(September 19, 2022 at 1:51 pm)polymath257 Wrote:(September 18, 2022 at 9:48 pm)Jehanne Wrote: Intellectuals flourished in Islam not because of it, but, in spite of it. Early on the caliphs were too busy fighting and consolidating power to worry about the intellectuals in Islam, whom they did not understand anyways. When political and religious consolidation began to solidify under the caliphates, it became time for these people to go, as they were clearly a threat to the religious order.
Again, not completely true. For example, spherical trigonometry was pushed forward by the problem of trying to find the qibla (direction to Mecca). Computation was enhanced by the legal aspects of inheritance. The earliest work on polynomials was done in Islamic lands.
The point is that the Islamic expansion brought together many different cultures and, for a while, those cultures mixed and generated great intellectual works, often because of questions inspired by religion.

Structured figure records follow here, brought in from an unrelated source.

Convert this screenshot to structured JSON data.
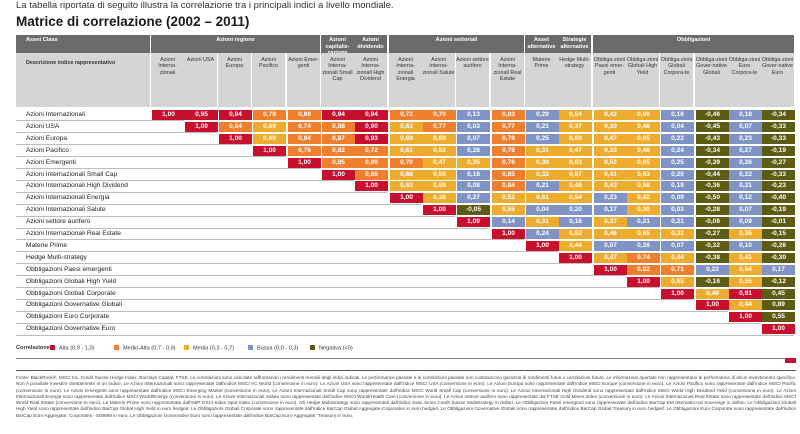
{
  "intro": "La tabella riportata di seguito illustra la correlazione tra i principali indici a livello mondiale.",
  "title": "Matrice di correlazione (2002 – 2011)",
  "colors": {
    "alta": "#c8102e",
    "medio_alta": "#f07f2d",
    "media": "#eeac2f",
    "bassa": "#7f94c5",
    "negativa": "#5d5c12",
    "header_dark": "#6b6b6b",
    "header_light": "#d4d5d7"
  },
  "header": {
    "asset_class_label": "Asset Class",
    "description_label": "Descrizione indice rappresentativo",
    "groups": [
      {
        "label": "Azioni regione",
        "span": 5
      },
      {
        "label": "Azioni capitaliz-zazione",
        "span": 1
      },
      {
        "label": "Azioni dividendo",
        "span": 1
      },
      {
        "label": "Azioni settoriali",
        "span": 4
      },
      {
        "label": "Asset alternative",
        "span": 1
      },
      {
        "label": "Strategie alternative",
        "span": 1
      },
      {
        "label": "Obbligazioni",
        "span": 6
      }
    ],
    "columns": [
      "Azioni Interna-zionali",
      "Azioni USA",
      "Azioni Europa",
      "Azioni Pacifico",
      "Azioni Emer-genti",
      "Azioni Interna-zionali Small Cap",
      "Azioni Interna-zionali High Dividend",
      "Azioni Interna-zionali Energia",
      "Azioni Interna-zionali Salute",
      "Azioni settore aurifero",
      "Azioni Interna-zionali Real Estate",
      "Materie Prime",
      "Hedge Multi-strategy",
      "Obbliga-zioni Paesi emer-genti",
      "Obbliga-zioni Globali High Yield",
      "Obbliga-zioni Globali Corpora-te",
      "Obbliga-zioni Gover-native Globali",
      "Obbliga-zioni Euro Corpora-te",
      "Obbliga-zioni Gover-native Euro"
    ]
  },
  "chart_data": {
    "type": "heatmap",
    "title": "Matrice di correlazione (2002 – 2011)",
    "rows": [
      "Azioni Internazionali",
      "Azioni USA",
      "Azioni Europa",
      "Azioni Pacifico",
      "Azioni Emergenti",
      "Azioni Internazionali Small Cap",
      "Azioni Internazionali High Dividend",
      "Azioni Internazionali Energia",
      "Azioni Internazionali Salute",
      "Azioni settore aurifero",
      "Azioni Internazionali Real Estate",
      "Materie Prime",
      "Hedge Multi-strategy",
      "Obbligazioni Paesi emergenti",
      "Obbligazioni Globali High Yield",
      "Obbligazioni Globali Corporate",
      "Obbligazioni Governative Globali",
      "Obbligazioni Euro Corporate",
      "Obbligazioni Governative Euro"
    ],
    "values": [
      [
        "1,00",
        "0,95",
        "0,94",
        "0,79",
        "0,88",
        "0,94",
        "0,94",
        "0,72",
        "0,70",
        "0,13",
        "0,83",
        "0,29",
        "0,54",
        "0,42",
        "0,60",
        "0,16",
        "-0,46",
        "0,18",
        "-0,34"
      ],
      [
        "1,00",
        "0,84",
        "0,69",
        "0,74",
        "0,88",
        "0,90",
        "0,63",
        "0,77",
        "0,03",
        "0,77",
        "0,21",
        "0,37",
        "0,30",
        "0,48",
        "0,04",
        "-0,45",
        "0,07",
        "-0,33"
      ],
      [
        "1,00",
        "0,69",
        "0,84",
        "0,87",
        "0,93",
        "0,69",
        "0,60",
        "0,07",
        "0,78",
        "0,25",
        "0,60",
        "0,47",
        "0,65",
        "0,22",
        "-0,43",
        "0,23",
        "-0,33"
      ],
      [
        "1,00",
        "0,76",
        "0,82",
        "0,72",
        "0,61",
        "0,52",
        "0,28",
        "0,78",
        "0,31",
        "0,47",
        "0,33",
        "0,48",
        "0,24",
        "-0,34",
        "0,27",
        "-0,19"
      ],
      [
        "1,00",
        "0,85",
        "0,80",
        "0,70",
        "0,47",
        "0,35",
        "0,76",
        "0,39",
        "0,63",
        "0,52",
        "0,65",
        "0,25",
        "-0,39",
        "0,26",
        "-0,27"
      ],
      [
        "1,00",
        "0,86",
        "0,68",
        "0,59",
        "0,18",
        "0,85",
        "0,32",
        "0,57",
        "0,41",
        "0,63",
        "0,20",
        "-0,44",
        "0,22",
        "-0,33"
      ],
      [
        "1,00",
        "0,63",
        "0,69",
        "0,08",
        "0,84",
        "0,21",
        "0,46",
        "0,43",
        "0,58",
        "0,19",
        "-0,36",
        "0,21",
        "-0,23"
      ],
      [
        "1,00",
        "0,38",
        "0,27",
        "0,52",
        "0,61",
        "0,54",
        "0,23",
        "0,42",
        "0,09",
        "-0,50",
        "0,12",
        "-0,40"
      ],
      [
        "1,00",
        "-0,05",
        "0,55",
        "0,04",
        "0,20",
        "0,17",
        "0,30",
        "0,03",
        "-0,28",
        "0,07",
        "-0,19"
      ],
      [
        "1,00",
        "0,14",
        "0,31",
        "0,18",
        "0,37",
        "0,21",
        "0,21",
        "-0,06",
        "0,09",
        "-0,01"
      ],
      [
        "1,00",
        "0,24",
        "0,52",
        "0,46",
        "0,65",
        "0,32",
        "-0,27",
        "0,35",
        "-0,15"
      ],
      [
        "1,00",
        "0,44",
        "0,07",
        "0,26",
        "0,07",
        "-0,32",
        "0,10",
        "-0,26"
      ],
      [
        "1,00",
        "0,47",
        "0,74",
        "0,44",
        "-0,38",
        "0,41",
        "-0,30"
      ],
      [
        "1,00",
        "0,82",
        "0,71",
        "0,23",
        "0,54",
        "0,17"
      ],
      [
        "1,00",
        "0,65",
        "-0,16",
        "0,55",
        "-0,12"
      ],
      [
        "1,00",
        "0,49",
        "0,91",
        "0,45"
      ],
      [
        "1,00",
        "0,44",
        "0,89"
      ],
      [
        "1,00",
        "0,55"
      ],
      [
        "1,00"
      ]
    ],
    "categories": {
      "alta": [
        0.9,
        1.0
      ],
      "medio_alta": [
        0.7,
        0.9
      ],
      "media": [
        0.3,
        0.7
      ],
      "bassa": [
        0.0,
        0.3
      ],
      "negativa": "<0"
    },
    "overrides_negativa_positive": [
      [
        15,
        18
      ],
      [
        16,
        18
      ],
      [
        17,
        18
      ]
    ]
  },
  "legend": {
    "title": "Correlazione",
    "items": [
      {
        "label": "Alta (0,9 - 1,0)",
        "key": "alta"
      },
      {
        "label": "Medio-Alta (0,7 - 0,9)",
        "key": "medio_alta"
      },
      {
        "label": "Media (0,3 - 0,7)",
        "key": "media"
      },
      {
        "label": "Bassa (0,0 - 0,3)",
        "key": "bassa"
      },
      {
        "label": "Negativa (<0)",
        "key": "negativa"
      }
    ]
  },
  "source": "Fonte: BlackRock®, MSCI Inc, Credit Suisse Hedge Index, Barclays Capital, FTSE. Le correlazioni sono calcolate raffrontando i rendimenti mensili degli indici indicati. Le performance passate e le correlazioni passate non costituiscono garanzia di rendimenti futuri o correlazioni future. Le informazioni riportate non rappresentano le performance di alcun investimento specifico. Non è possibile investire direttamente in un indice. Le Azioni Internazionali sono rappresentate dall'indice MSCI AC World (conversione in euro). Le Azioni USA sono rappresentate dall'indice MSCI USA (conversione in euro). Le Azioni Europa sono rappresentate dall'indice MSCI Europe (conversione in euro). Le Azioni Pacifico sono rappresentate dall'indice MSCI Pacific (conversione in euro). Le Azioni Emergenti sono rappresentate dall'indice MSCI Emerging Market (conversione in euro). Le Azioni Internazionali Small Cap sono rappresentate dall'indice MSCI World Small Cap (conversione in euro). Le Azioni Internazionali High Dividend sono rappresentate dall'indice MSCI World High Dividend Yield (conversione in euro). Le Azioni Internazionali Energia sono rappresentate dall'indice MSCI World/Energy (conversione in euro). Le Azioni Internazionali Salute sono rappresentate dall'indice MSCI World/Health Care (conversione in euro). Le Azioni settore aurifero sono rappresentate dal FTSE Gold Mines Index (conversione in euro). Le Azioni Internazionali Real Estate sono rappresentate dall'indice MSCI World Real Estate (conversione in euro). Le Materie Prime sono rappresentate dall'S&P GSCI Index Spot Index (conversione in euro). Gli Hedge Multistrategy sono rappresentati dall'indice Dow Jones Credit Suisse Multistrategy in dollari. Le Obbligazioni Paesi emergenti sono rappresentate dall'indice BarCap EM Internatio-nal Sovereign in dollari. Le Obbligazioni Globali High Yield sono rappresentate dall'indice BarCap Global High Yield in euro hedged. Le Obbligazioni Globali Corporate sono rappresentate dall'indice BarCap Global Aggregate-Corporates in euro hedged. Le Obbligazioni Governative Globali sono rappresentate dall'indice BarCap Global Treasury in euro hedged. Le Obbligazioni Euro Corporate sono rappresentate dall'indice BarCap Euro-Aggregate: Corporates - 500MM in euro. Le Obbligazioni Governative Euro sono rappresentate dall'indice BarCap Euro-Aggregate: Treasury in euro."
}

I'm not an expert, but, I am not going to accept anything & everything that experts say; sometimes, the minority position turns out to be the correct one.

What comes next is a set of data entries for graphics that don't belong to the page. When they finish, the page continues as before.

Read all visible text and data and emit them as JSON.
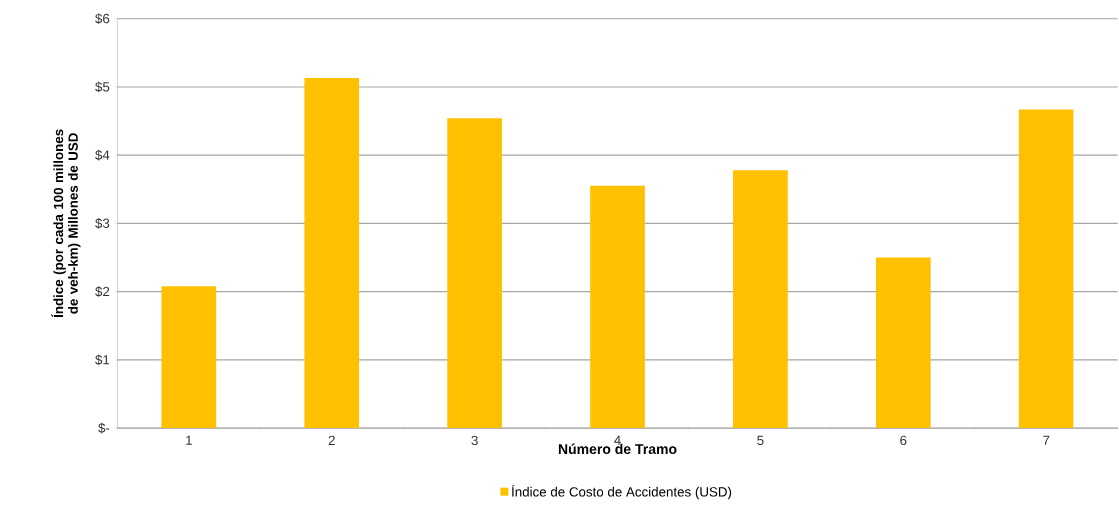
{
  "chart_data": {
    "type": "bar",
    "xlabel": "Número de Tramo",
    "ylabel": "Índice (por cada 100 millones de veh-km) Millones de USD",
    "categories": [
      "1",
      "2",
      "3",
      "4",
      "5",
      "6",
      "7"
    ],
    "series": [
      {
        "name": "Índice de Costo de Accidentes (USD)",
        "color": "#ffc000",
        "values": [
          2.08,
          5.13,
          4.54,
          3.55,
          3.78,
          2.5,
          4.67
        ]
      }
    ],
    "ylim": [
      0,
      6
    ],
    "yticks": [
      {
        "value": 0,
        "label": "$-"
      },
      {
        "value": 1,
        "label": "$1"
      },
      {
        "value": 2,
        "label": "$2"
      },
      {
        "value": 3,
        "label": "$3"
      },
      {
        "value": 4,
        "label": "$4"
      },
      {
        "value": 5,
        "label": "$5"
      },
      {
        "value": 6,
        "label": "$6"
      }
    ],
    "grid": "y",
    "legend": "bottom"
  }
}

For instance, a number of historians have claimed that the Battle of Tours was just a "raiding party", which you can read about in Wikipedia. I find such a viewpoint, even among experts, to be absurd in the highest degree. I have found no good arguments to support it, and, as a layperson, I reject it.
Likewise, early Islam no doubt used mathematics & science, when such suited them, to further their own ends, but, when the Islamic empire reached its apex, the intellectuals in Islam became more of a threat than an asset; it was at this time that they began to be persecuted more and more, due to the intrinsic teachings of Islam, and not due to some "takeover" from "the fundamentalists", who, rather, were present from Day One.